Le problème du mouvement syndical dans les pays où celui-ci est à l’état illégal, pose non seulement le problème des méthodes de direction des luttes économiques, mais aussi de rechercher s’il est possible d’appliquer dans ces pays toutes les règles et décisions qui ont été adoptées par l’I.C. et l’I.S.R. pour la conquête des masses. En particulier, le problème des ouvriers inorganisés joue un rôle énorme, tout naturellement, dans ces pays, puisque dans tous les autres pays il acquiert déjà une importance toute spéciale.
Le problème des inorganisés s’est posé à nous dans toute son acuité, parce que nous avons maintenant de nouvelles conditions entre les ouvriers des usines. La rationalisation attire de nouveaux cadres d’ouvriers. Si nous considérons l’évolution historique des syndicats, nous constaterons que les mieux organisés sont les ouvriers hautement qualifiés et les moins bien organisés sont les ouvriers les moins qualifiés.

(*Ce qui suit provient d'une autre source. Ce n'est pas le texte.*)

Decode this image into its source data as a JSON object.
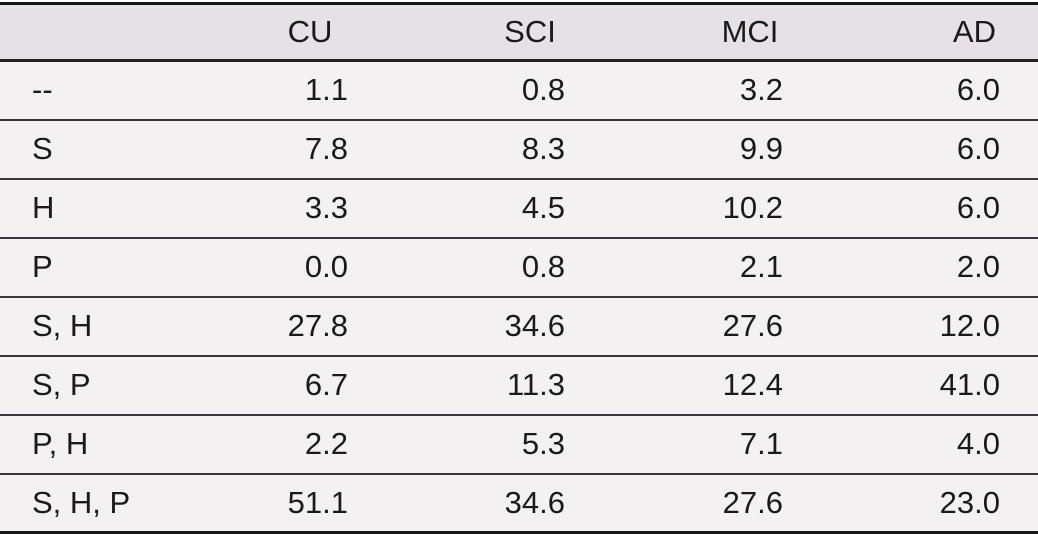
{
  "colors": {
    "page_background": "#ffffff",
    "header_background": "#e5e1e4",
    "row_background": "#f4f1f3",
    "rule_heavy": "#161616",
    "rule_light": "#39373c",
    "text": "#1a1a1a"
  },
  "table": {
    "columns": [
      "",
      "CU",
      "SCI",
      "MCI",
      "AD"
    ],
    "rows": [
      {
        "label": "--",
        "values": [
          "1.1",
          "0.8",
          "3.2",
          "6.0"
        ]
      },
      {
        "label": "S",
        "values": [
          "7.8",
          "8.3",
          "9.9",
          "6.0"
        ]
      },
      {
        "label": "H",
        "values": [
          "3.3",
          "4.5",
          "10.2",
          "6.0"
        ]
      },
      {
        "label": "P",
        "values": [
          "0.0",
          "0.8",
          "2.1",
          "2.0"
        ]
      },
      {
        "label": "S, H",
        "values": [
          "27.8",
          "34.6",
          "27.6",
          "12.0"
        ]
      },
      {
        "label": "S, P",
        "values": [
          "6.7",
          "11.3",
          "12.4",
          "41.0"
        ]
      },
      {
        "label": "P, H",
        "values": [
          "2.2",
          "5.3",
          "7.1",
          "4.0"
        ]
      },
      {
        "label": "S, H, P",
        "values": [
          "51.1",
          "34.6",
          "27.6",
          "23.0"
        ]
      }
    ]
  },
  "chart_data": {
    "type": "table",
    "title": "",
    "columns": [
      "",
      "CU",
      "SCI",
      "MCI",
      "AD"
    ],
    "row_labels": [
      "--",
      "S",
      "H",
      "P",
      "S, H",
      "S, P",
      "P, H",
      "S, H, P"
    ],
    "series": [
      {
        "name": "CU",
        "values": [
          1.1,
          7.8,
          3.3,
          0.0,
          27.8,
          6.7,
          2.2,
          51.1
        ]
      },
      {
        "name": "SCI",
        "values": [
          0.8,
          8.3,
          4.5,
          0.8,
          34.6,
          11.3,
          5.3,
          34.6
        ]
      },
      {
        "name": "MCI",
        "values": [
          3.2,
          9.9,
          10.2,
          2.1,
          27.6,
          12.4,
          7.1,
          27.6
        ]
      },
      {
        "name": "AD",
        "values": [
          6.0,
          6.0,
          6.0,
          2.0,
          12.0,
          41.0,
          4.0,
          23.0
        ]
      }
    ]
  }
}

Etant donné que l’usine rationalisée moderne emploie principalement de la main-d’œuvre non qualifiée, l’importance des ouvriers non qualifiés s’est accrue dans la production. Or, l’importance croissante des ouvriers et ouvrières non qualifiés dans la production signifie dans les grèves une diminution de la combativité des ouvriers vis-à-vis du patronat. Et c’est ce qui augmente l’importance des femmes et jeunes ouvriers sans qualification et, de ce fait, celle des non organisés en grande partie. De là découle l’importance croissante des ouvriers inorganisés.
Peut-on compter sur les ouvriers organisés pendant les luttes ? L’expérience de cette dernière année a montré que l’on peut compter sur les inorganisés pendant les luttes. La grève de la Ruhr et celle de Lodz, les grèves en France et les grèves actuelles aux Etats-Unis et dans d’autres pays montrent que les inorganisés ne sont pas moins combatifs que les ouvriers organisés.
C’est dans cette situation qu’apparaît le camarade Serra, qui est considéré de façon erronée comme un conciliateur, et qui veut, sur cette question, démontrer que la ligne de l’I.C. est inexacte. Il écrit ce qui suit dans son dernier mémorandum à l’I.C. : « En somme, les masses organisées sont plus avancées ». Alors, je demande : De quelles masses s’agit-il ? Par qui furent-elles organisées ? Dans quels syndicats sont-elles organisées ? Peut-on dire que les ouvriers qui se trouvent dans les syndicats réformistes sont plus avancés parce qu’ils se trouvent sous l’influence des bureaucrates syndicaux réformistes ? Cela revient à mettre sens dessus dessous ce que dit l’I.C. Mais lisons la suite, camarades. Serra, qui, par erreur ai-je dit, est considéré comme un conciliateur, déclare : « Tout romantisme démagogique envers les inorganisés » (pourquoi mettre des guillemets ? A.L.) nous fait tomber en enfance, non pas dans la déviation de droite ou celle de gauche, mais tout simplement en enfance ».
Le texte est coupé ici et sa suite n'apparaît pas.